Anadolu evliyâsından Beyzâde Efendi “rahmetullahi aleyh” hac yolculuğuna çıktığı yıllarda yanına oğlu Behâeddîn Efendiyi de aldı.
Bir fakir gördü.
Durup bir baktı.
Sonra oğluna; “Buna bir kuruş ver” dedi. O da verdi. Az sonra bir fakir daha gördü. Ona da bakıp; “Buna yarım kuruş ver” dedi. Oğlu yarım kuruş verdi.
Bir genç gördü.
Durup bir baktı.
Oğluna dönüp:
“Buna yirmi kuruş ver” dedi.

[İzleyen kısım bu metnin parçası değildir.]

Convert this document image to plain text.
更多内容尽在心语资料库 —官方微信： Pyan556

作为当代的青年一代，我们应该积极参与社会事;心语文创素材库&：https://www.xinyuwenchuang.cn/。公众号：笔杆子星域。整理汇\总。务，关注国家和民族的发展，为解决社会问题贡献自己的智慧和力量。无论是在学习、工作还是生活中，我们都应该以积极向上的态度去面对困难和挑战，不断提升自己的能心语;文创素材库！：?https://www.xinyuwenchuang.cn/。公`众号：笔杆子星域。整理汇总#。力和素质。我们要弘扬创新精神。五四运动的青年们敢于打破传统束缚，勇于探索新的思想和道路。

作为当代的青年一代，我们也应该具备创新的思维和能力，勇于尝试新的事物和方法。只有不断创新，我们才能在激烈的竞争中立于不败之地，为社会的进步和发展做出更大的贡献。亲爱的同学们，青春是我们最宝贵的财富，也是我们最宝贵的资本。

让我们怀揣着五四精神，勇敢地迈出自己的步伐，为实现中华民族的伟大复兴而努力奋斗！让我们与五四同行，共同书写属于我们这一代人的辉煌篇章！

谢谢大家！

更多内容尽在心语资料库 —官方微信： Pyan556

Oğlu kalbinden; “Babamı da anlamak zor. Köre sağıra yarım kuruş, genç adama yirmi kuruş” dedi.
Öyle düşündü.
Babası anladı.
Oğluna dönüp; “Sen bu işe karışma. O fakirler kendileri için aldılar. Bu genç ise, bizden aldığını fakirlere dağıtacak” dedi. Ve yollarına devam ettiler.
CANIM ÇEKTİ
Beyzâde Efendi, ömreye niyet ettiğinde hanımı hâmile idi. Burnuna kızarmış et kokusu gelince; “Efendi! Şu et kızartılan eve git, benim için bir parça isteyiver” dedi.
Beyzâde Efendi;
“Peki olur” dedi.
Gidip o evi buldu. Kapıyı çaldı. Çıkan kadına durumu söyleyince, kadıncağız; “Verirdim ama bu et size câiz değil” dedi. Neden?” deyince ağladı.
Ve şöyle anlattı:
Üç gündür açız.
Dışarı çıktım.
Ölü bir köpek gördüm. Etinden bir parça kesip eve getirdim. Şimdi onu kızartıyorum. Büyük velî bunu duyunca koştu eve. Ömre için ayırdığı parayı getirip bu kadına verdi. Ve kârlı çıktı.